Les expulsions ont augmenté de 25% sur un an : 9.072 migrants ont été forcés à quitter le Royaume-Uni, au plus haut depuis décembre 2018. Près de la moitié d'entre eux sont des Roumains et des Albanais.
Le gouvernement a signé des accords avec plusieurs pays afin de faciliter les expulsions et démanteler les réseaux de passeurs qui facilitent les traversées.
- Hôtels pour demandeurs d'asile -
Un accord conclu avec Paris est entré en vigueur début août : il prévoit le retour en France de migrants arrivés à bord de petites embarcations au Royaume-Uni en échange de l'envoi outre-Manche de migrants se trouvant en France.
Depuis plusieurs semaines, la grogne contre l'immigration s'exprime devant les hôtels où sont hébergés des demandeurs d'asile.
Des tensions ont eu lieu devant plusieurs d'entre eux, notamment à Epping au nord de Londres, opposant manifestants et contre-manifestants.
La justice a ordonné mardi de cesser temporairement d'héberger des demandeurs d'asile dans cet hôtel, après un recours de la municipalité. Des élus locaux ont indiqué qu'ils allaient à leur tour demander le départ des migrants des hôtels sur leur territoire.

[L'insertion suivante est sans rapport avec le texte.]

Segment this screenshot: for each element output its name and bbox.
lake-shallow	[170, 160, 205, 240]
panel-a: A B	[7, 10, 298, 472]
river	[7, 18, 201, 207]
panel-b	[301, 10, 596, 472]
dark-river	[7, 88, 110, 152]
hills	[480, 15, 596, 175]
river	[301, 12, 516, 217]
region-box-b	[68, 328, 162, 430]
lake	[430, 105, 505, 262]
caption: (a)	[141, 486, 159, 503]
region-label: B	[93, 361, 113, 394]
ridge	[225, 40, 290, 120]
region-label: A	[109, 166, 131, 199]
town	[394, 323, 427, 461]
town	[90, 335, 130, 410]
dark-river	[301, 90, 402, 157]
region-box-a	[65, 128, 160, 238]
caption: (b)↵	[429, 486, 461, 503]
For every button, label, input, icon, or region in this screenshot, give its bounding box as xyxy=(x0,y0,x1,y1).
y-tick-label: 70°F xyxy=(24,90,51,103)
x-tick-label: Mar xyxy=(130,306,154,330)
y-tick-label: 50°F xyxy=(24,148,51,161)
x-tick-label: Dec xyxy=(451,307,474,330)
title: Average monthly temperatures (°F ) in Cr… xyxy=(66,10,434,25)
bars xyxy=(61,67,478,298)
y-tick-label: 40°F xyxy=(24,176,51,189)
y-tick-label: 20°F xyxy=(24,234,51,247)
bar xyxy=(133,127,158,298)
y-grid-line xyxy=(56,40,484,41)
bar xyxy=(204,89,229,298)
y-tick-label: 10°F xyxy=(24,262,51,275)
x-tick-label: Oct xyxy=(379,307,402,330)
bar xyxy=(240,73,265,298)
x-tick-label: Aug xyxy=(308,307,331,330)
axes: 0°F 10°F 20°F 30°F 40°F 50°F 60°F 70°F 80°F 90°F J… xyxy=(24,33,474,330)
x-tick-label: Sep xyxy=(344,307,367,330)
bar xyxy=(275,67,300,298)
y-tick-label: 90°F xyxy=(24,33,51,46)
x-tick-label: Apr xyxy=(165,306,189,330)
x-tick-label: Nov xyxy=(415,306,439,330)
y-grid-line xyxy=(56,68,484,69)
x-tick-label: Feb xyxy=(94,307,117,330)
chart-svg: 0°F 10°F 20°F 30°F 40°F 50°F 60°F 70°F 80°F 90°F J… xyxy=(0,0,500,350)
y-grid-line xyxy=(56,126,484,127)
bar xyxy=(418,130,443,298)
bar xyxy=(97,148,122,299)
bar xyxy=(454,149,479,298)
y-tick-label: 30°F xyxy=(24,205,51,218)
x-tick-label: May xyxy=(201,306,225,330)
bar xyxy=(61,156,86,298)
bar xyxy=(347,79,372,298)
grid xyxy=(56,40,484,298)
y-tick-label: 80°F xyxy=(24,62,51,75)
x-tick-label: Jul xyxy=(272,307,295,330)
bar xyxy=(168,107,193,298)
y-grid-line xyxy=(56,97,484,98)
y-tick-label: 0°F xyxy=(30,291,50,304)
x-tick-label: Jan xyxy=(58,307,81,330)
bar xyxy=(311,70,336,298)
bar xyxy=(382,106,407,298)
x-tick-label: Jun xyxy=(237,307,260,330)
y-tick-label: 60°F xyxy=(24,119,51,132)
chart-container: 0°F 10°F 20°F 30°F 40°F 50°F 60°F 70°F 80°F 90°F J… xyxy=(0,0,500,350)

Keir Starmer a promis d'arrêter d'avoir recours à ce type d'hébergement, jugé trop onéreux, d'ici 2029.
Quelque 32.059 demandeurs d'asile étaient logés dans des hôtels fin juin, une augmentation de 8% sur un an, mais une forte baisse depuis le record de 56.042 personnes établi fin septembre 2023, quand les conservateurs étaient au pouvoir.
Keir Starmer avait affirmé vouloir adopter une approche plus humaine que ces derniers sur le sujet épineux de l'immigration.
Mais il a choqué une partie de l'électorat travailliste et les défenseurs des migrants en déclarant en mai que le Royaume-Uni risquait de devenir une "île d'étrangers". Il avait ensuite dit "regretter" ces propos.